Here's a link to the editorial the Register ran today on the House and Senate approving bills to fund the war but set deadlines (non-mandatory in the Senate version) for the troops to come home. Of course President Bush has vowed to veto any measure that comes to him with an "artificial deadline," and neither house has the votes to override. Still, it's healthy that the bills have passed. We're frankly puzzled at the idea of equating deadlines with defeatism. There will be costs to withdrawing soon (perhaps including a period of bloodletting in Iraq) but there are costs to staying, and if the likelihood of achieving success (however defined) is low, those costs, including the lives lost, will be spent in vain.
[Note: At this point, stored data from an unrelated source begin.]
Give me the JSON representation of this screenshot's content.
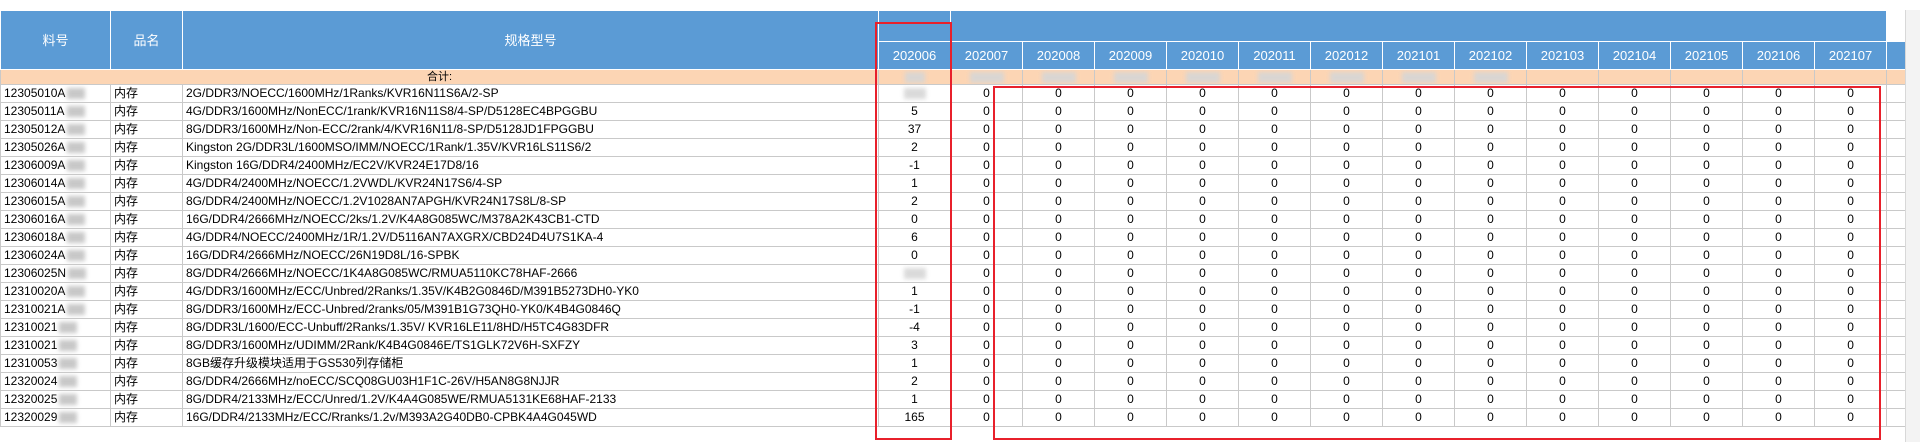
{
  "headers": {
    "part_no": "料号",
    "name": "品名",
    "spec": "规格型号",
    "periods": [
      "202006",
      "202007",
      "202008",
      "202009",
      "202010",
      "202011",
      "202012",
      "202101",
      "202102",
      "202103",
      "202104",
      "202105",
      "202106",
      "202107"
    ]
  },
  "summary_label": "合计:",
  "rows": [
    {
      "part": "12305010A",
      "name": "内存",
      "spec": "2G/DDR3/NOECC/1600MHz/1Ranks/KVR16N11S6A/2-SP",
      "first": ""
    },
    {
      "part": "12305011A",
      "name": "内存",
      "spec": "4G/DDR3/1600MHz/NonECC/1rank/KVR16N11S8/4-SP/D5128EC4BPGGBU",
      "first": "5"
    },
    {
      "part": "12305012A",
      "name": "内存",
      "spec": "8G/DDR3/1600MHz/Non-ECC/2rank/4/KVR16N11/8-SP/D5128JD1FPGGBU",
      "first": "37"
    },
    {
      "part": "12305026A",
      "name": "内存",
      "spec": "Kingston 2G/DDR3L/1600MSO/IMM/NOECC/1Rank/1.35V/KVR16LS11S6/2",
      "first": "2"
    },
    {
      "part": "12306009A",
      "name": "内存",
      "spec": "Kingston 16G/DDR4/2400MHz/EC2V/KVR24E17D8/16",
      "first": "-1"
    },
    {
      "part": "12306014A",
      "name": "内存",
      "spec": "4G/DDR4/2400MHz/NOECC/1.2VWDL/KVR24N17S6/4-SP",
      "first": "1"
    },
    {
      "part": "12306015A",
      "name": "内存",
      "spec": "8G/DDR4/2400MHz/NOECC/1.2V1028AN7APGH/KVR24N17S8L/8-SP",
      "first": "2"
    },
    {
      "part": "12306016A",
      "name": "内存",
      "spec": "16G/DDR4/2666MHz/NOECC/2ks/1.2V/K4A8G085WC/M378A2K43CB1-CTD",
      "first": "0"
    },
    {
      "part": "12306018A",
      "name": "内存",
      "spec": "4G/DDR4/NOECC/2400MHz/1R/1.2V/D5116AN7AXGRX/CBD24D4U7S1KA-4",
      "first": "6"
    },
    {
      "part": "12306024A",
      "name": "内存",
      "spec": "16G/DDR4/2666MHz/NOECC/26N19D8L/16-SPBK",
      "first": "0"
    },
    {
      "part": "12306025N",
      "name": "内存",
      "spec": "8G/DDR4/2666MHz/NOECC/1K4A8G085WC/RMUA5110KC78HAF-2666",
      "first": ""
    },
    {
      "part": "12310020A",
      "name": "内存",
      "spec": "4G/DDR3/1600MHz/ECC/Unbred/2Ranks/1.35V/K4B2G0846D/M391B5273DH0-YK0",
      "first": "1"
    },
    {
      "part": "12310021A",
      "name": "内存",
      "spec": "8G/DDR3/1600MHz/ECC-Unbred/2ranks/05/M391B1G73QH0-YK0/K4B4G0846Q",
      "first": "-1"
    },
    {
      "part": "12310021",
      "name": "内存",
      "spec": "8G/DDR3L/1600/ECC-Unbuff/2Ranks/1.35V/ KVR16LE11/8HD/H5TC4G83DFR",
      "first": "-4"
    },
    {
      "part": "12310021",
      "name": "内存",
      "spec": "8G/DDR3/1600MHz/UDIMM/2Rank/K4B4G0846E/TS1GLK72V6H-SXFZY",
      "first": "3"
    },
    {
      "part": "12310053",
      "name": "内存",
      "spec": "8GB缓存升级模块适用于GS530列存储柜",
      "first": "1"
    },
    {
      "part": "12320024",
      "name": "内存",
      "spec": "8G/DDR4/2666MHz/noECC/SCQ08GU03H1F1C-26V/H5AN8G8NJJR",
      "first": "2"
    },
    {
      "part": "12320025",
      "name": "内存",
      "spec": "8G/DDR4/2133MHz/ECC/Unred/1.2V/K4A4G085WE/RMUA5131KE68HAF-2133",
      "first": "1"
    },
    {
      "part": "12320029",
      "name": "内存",
      "spec": "16G/DDR4/2133MHz/ECC/Rranks/1.2v/M393A2G40DB0-CPBK4A4G045WD",
      "first": "165"
    }
  ],
  "zero_value": "0",
  "colors": {
    "header_bg": "#5b9bd5",
    "summary_bg": "#fcd5b4",
    "highlight_border": "#e8202b"
  }
}
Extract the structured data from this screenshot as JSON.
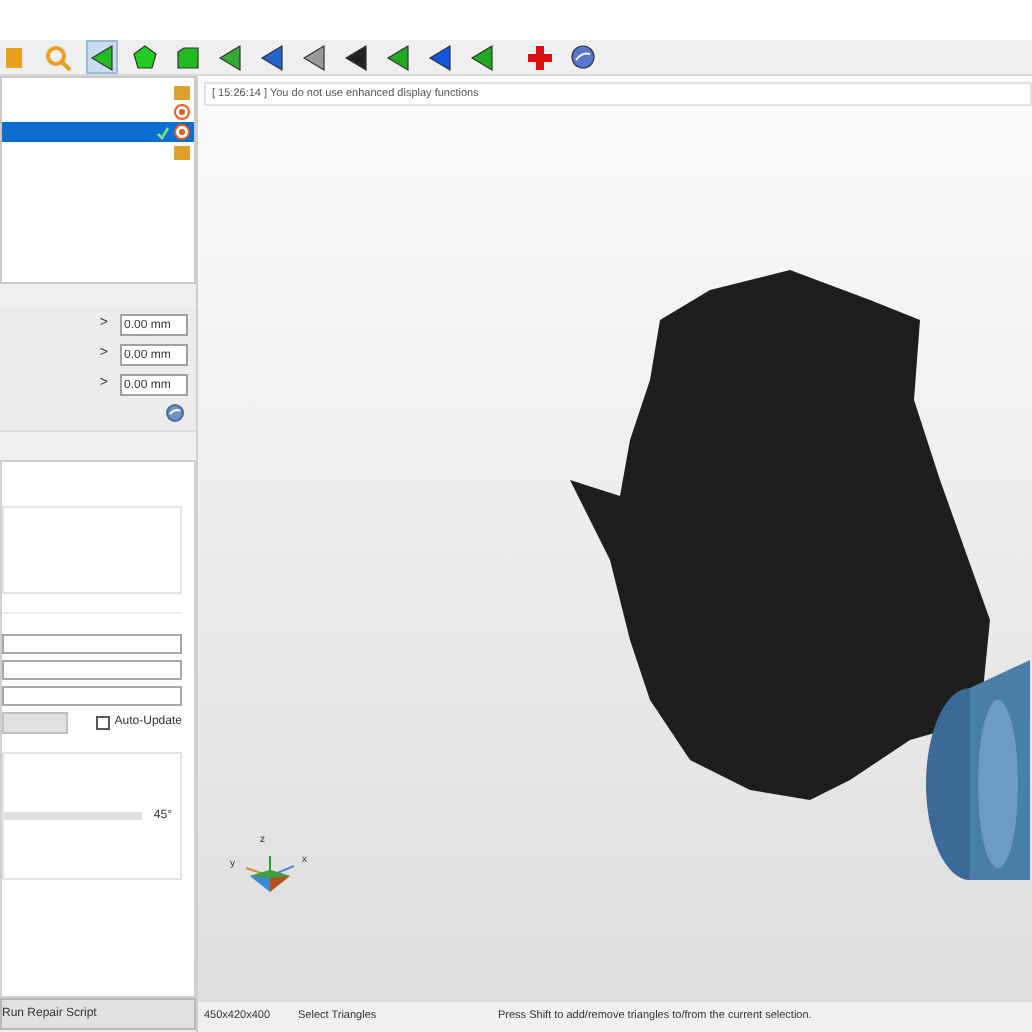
{
  "toolbar": [
    {
      "kind": "folder",
      "selected": false
    },
    {
      "kind": "zoom",
      "selected": false
    },
    {
      "kind": "tri",
      "color": "#22bb22",
      "selected": true
    },
    {
      "kind": "pentagon",
      "color": "#22cc22",
      "selected": false
    },
    {
      "kind": "square",
      "color": "#22bb22",
      "selected": false
    },
    {
      "kind": "tri",
      "color": "#33aa33",
      "selected": false
    },
    {
      "kind": "tri",
      "color": "#2266cc",
      "selected": false
    },
    {
      "kind": "tri",
      "color": "#999999",
      "selected": false
    },
    {
      "kind": "tri",
      "color": "#222222",
      "selected": false
    },
    {
      "kind": "tri",
      "color": "#22aa22",
      "selected": false
    },
    {
      "kind": "tri",
      "color": "#1155dd",
      "selected": false
    },
    {
      "kind": "tri",
      "color": "#22aa22",
      "selected": false
    },
    {
      "kind": "cross",
      "selected": false
    },
    {
      "kind": "globe",
      "selected": false
    }
  ],
  "tree": [
    {
      "kind": "folder",
      "selected": false,
      "checked": false
    },
    {
      "kind": "target",
      "selected": false,
      "checked": false
    },
    {
      "kind": "target",
      "selected": true,
      "checked": true
    },
    {
      "kind": "folder",
      "selected": false,
      "checked": false
    }
  ],
  "offsets": [
    {
      "arrow": ">",
      "value": "0.00 mm"
    },
    {
      "arrow": ">",
      "value": "0.00 mm"
    },
    {
      "arrow": ">",
      "value": "0.00 mm"
    }
  ],
  "auto_update": {
    "label": "Auto-Update",
    "checked": false
  },
  "angle": {
    "reading": "45°"
  },
  "run_button": "Run Repair Script",
  "log": "[ 15:26:14 ] You do not use enhanced display functions",
  "axes": {
    "x": "x",
    "y": "y",
    "z": "z"
  },
  "status_bar": [
    "450x420x400",
    "Select Triangles",
    "Press Shift to add/remove triangles to/from the current selection."
  ]
}
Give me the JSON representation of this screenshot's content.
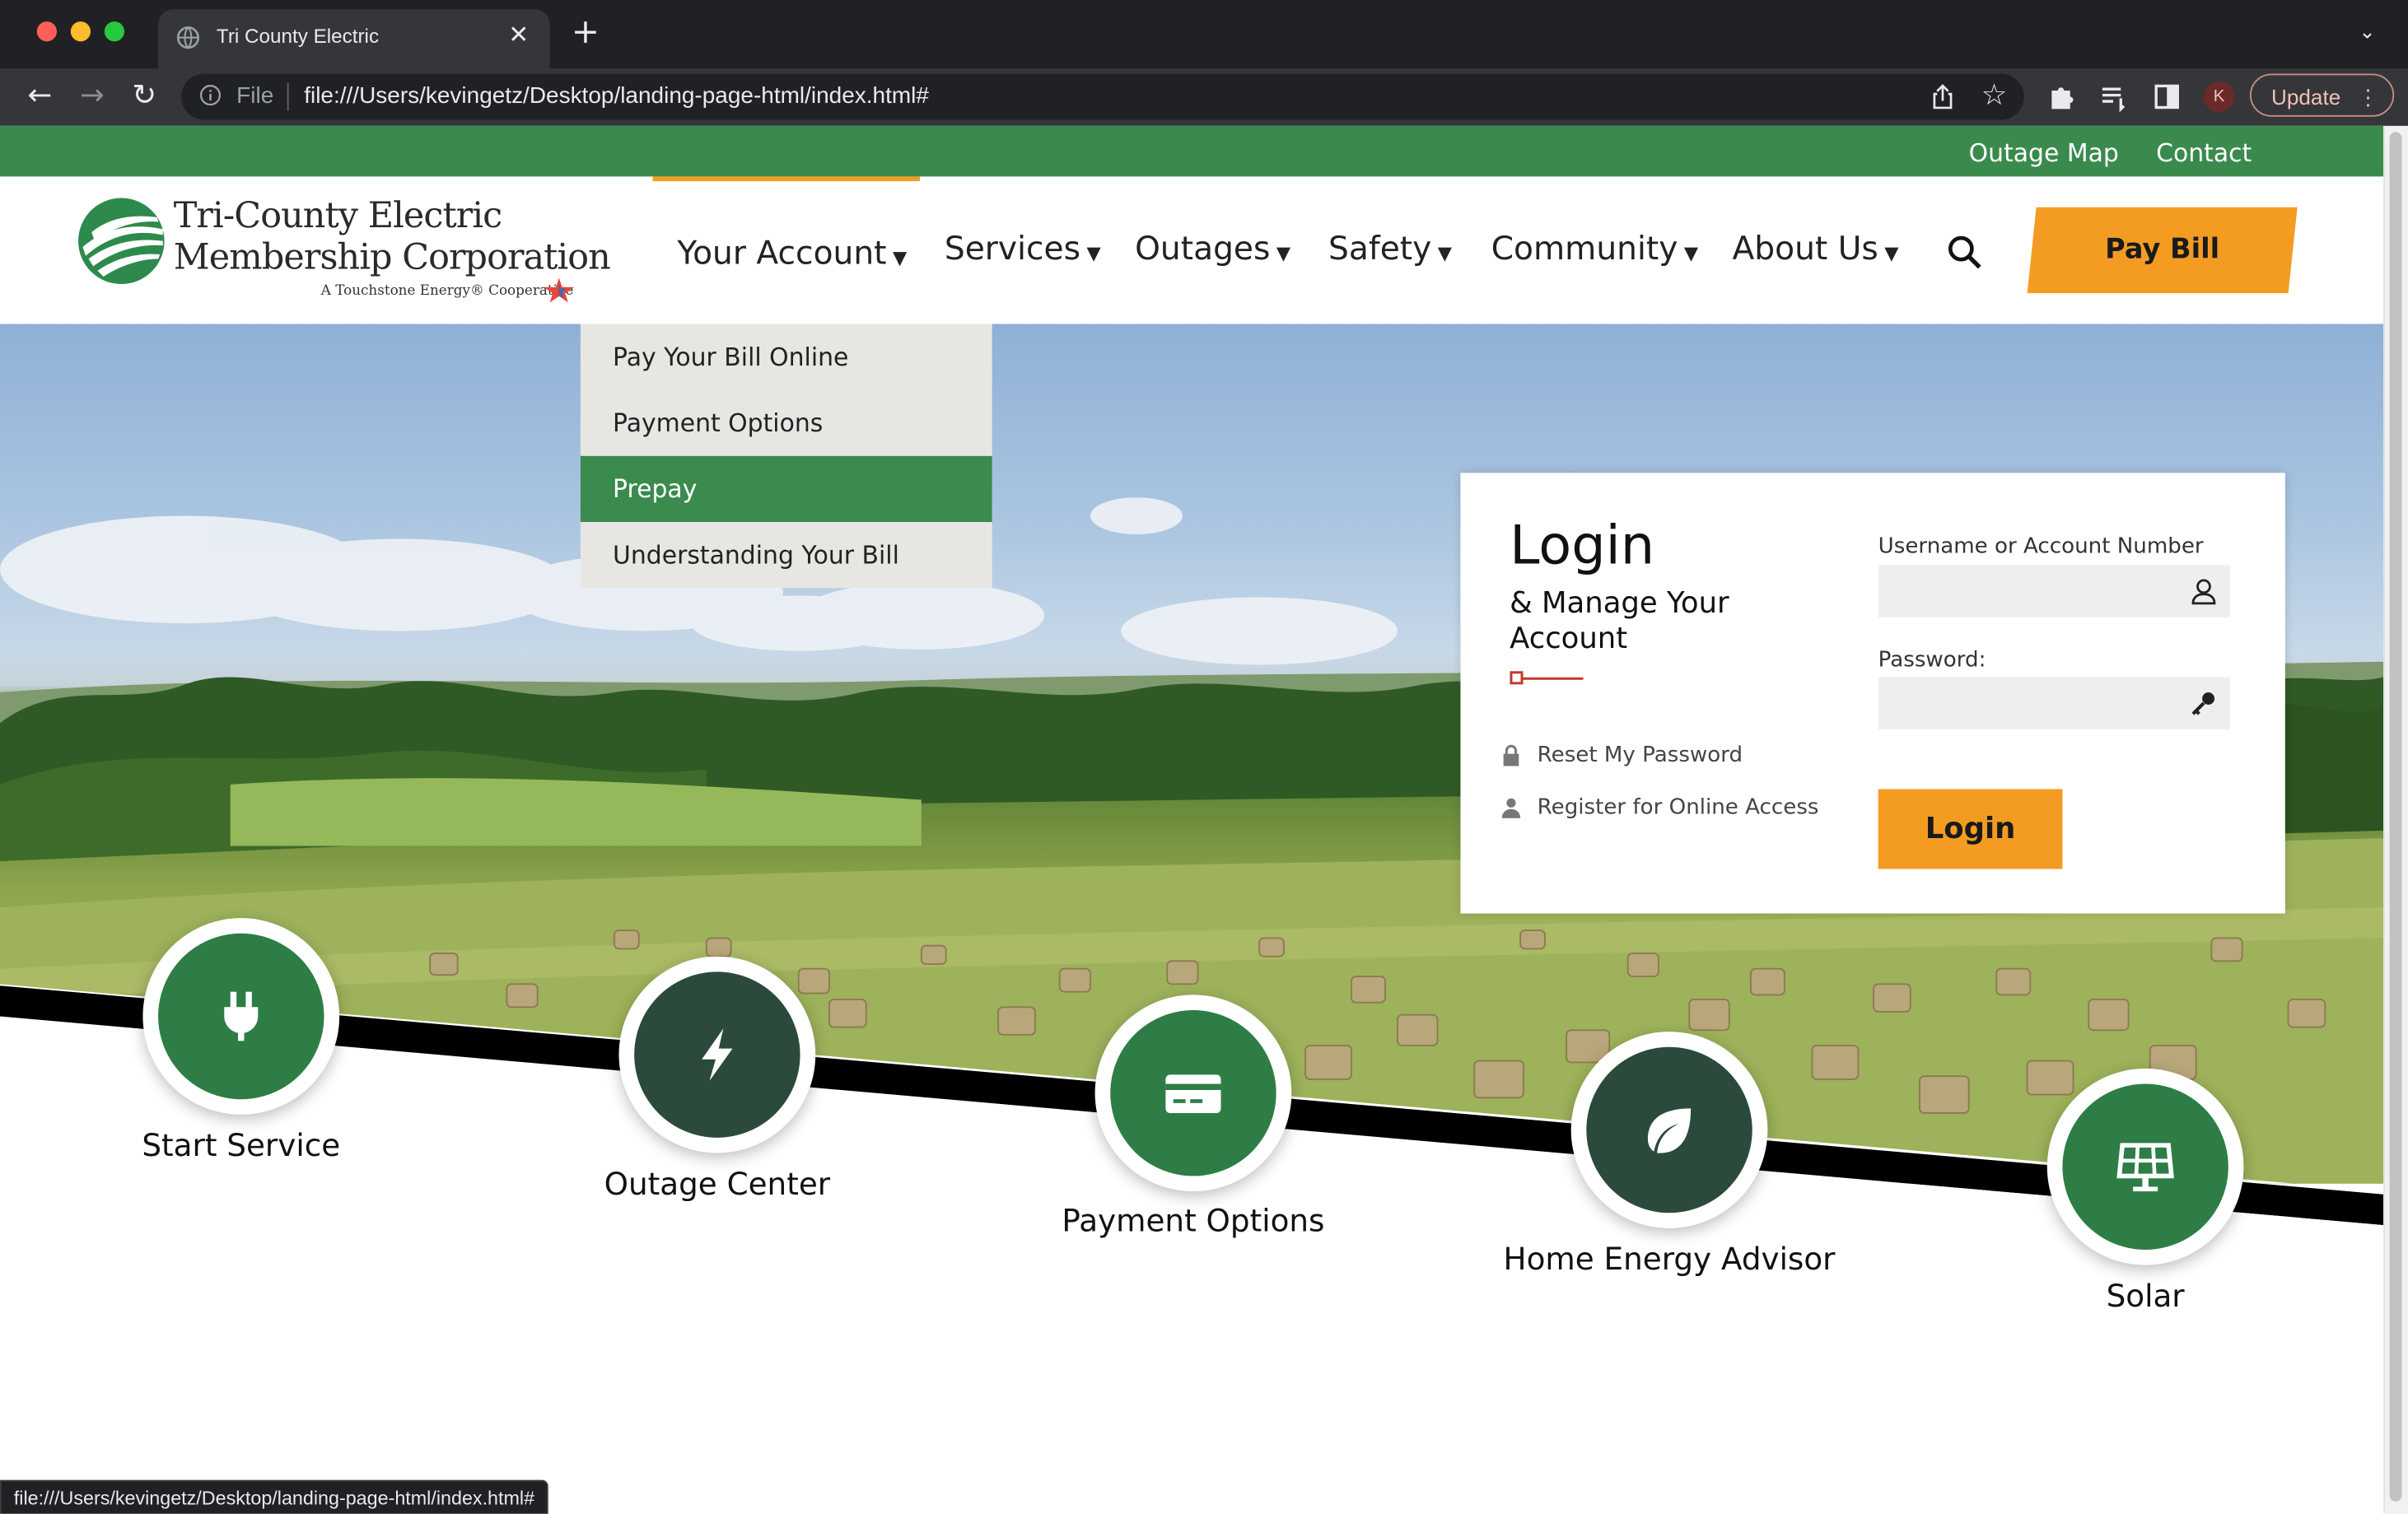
{
  "browser": {
    "tab_title": "Tri County Electric",
    "url_scheme": "File",
    "url": "file:///Users/kevingetz/Desktop/landing-page-html/index.html#",
    "profile_initial": "K",
    "update_label": "Update",
    "status_url": "file:///Users/kevingetz/Desktop/landing-page-html/index.html#"
  },
  "utility": {
    "outage_map": "Outage Map",
    "contact": "Contact"
  },
  "logo": {
    "line1": "Tri-County Electric",
    "line2": "Membership Corporation",
    "tagline": "A Touchstone Energy® Cooperative"
  },
  "nav": {
    "items": [
      {
        "label": "Your Account"
      },
      {
        "label": "Services"
      },
      {
        "label": "Outages"
      },
      {
        "label": "Safety"
      },
      {
        "label": "Community"
      },
      {
        "label": "About Us"
      }
    ],
    "pay_bill": "Pay Bill"
  },
  "dropdown": {
    "items": [
      {
        "label": "Pay Your Bill Online"
      },
      {
        "label": "Payment Options"
      },
      {
        "label": "Prepay",
        "active": true
      },
      {
        "label": "Understanding Your Bill"
      }
    ]
  },
  "login": {
    "title": "Login",
    "subtitle": "& Manage Your Account",
    "reset_link": "Reset My Password",
    "register_link": "Register for Online Access",
    "username_label": "Username or Account Number",
    "password_label": "Password:",
    "button": "Login"
  },
  "services": [
    {
      "label": "Start Service",
      "icon": "plug-icon",
      "color": "#2e7d46"
    },
    {
      "label": "Outage Center",
      "icon": "lightning-icon",
      "color": "#2b4a3c"
    },
    {
      "label": "Payment Options",
      "icon": "credit-card-icon",
      "color": "#2e7d46"
    },
    {
      "label": "Home Energy Advisor",
      "icon": "leaf-icon",
      "color": "#2b4a3c"
    },
    {
      "label": "Solar",
      "icon": "solar-panel-icon",
      "color": "#2e7d46"
    }
  ],
  "colors": {
    "brand_green": "#3a8a4e",
    "accent_orange": "#f49c22",
    "dark_green": "#2b4a3c"
  }
}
People have complained that the Democrats have frittered rather than seizing on their mandate to end the war. But thecountry is not all that united behind the desire to end the war right away, and the confused politicking in Congress reflects this. Even so, what has been passed was tougher than what was proposed in the first days of the new Congress, and there will be other ways to express discontent with the war. Politics is messy and imprecise. Eventually, however, a rough approximation of what the people want (which is still evolving) will come close to prevailing.
I suspect the U.S. will be in Iraq until the end of the Bush presidency, unless he relents to save the Republican Party. But I suspect this unreflective man values his own legacy more than he cares for the party, and stubbornly believes it's tied up with being "tough" internationally. Too bad the country has to suffer from a desire that may well stem from personal insecurity.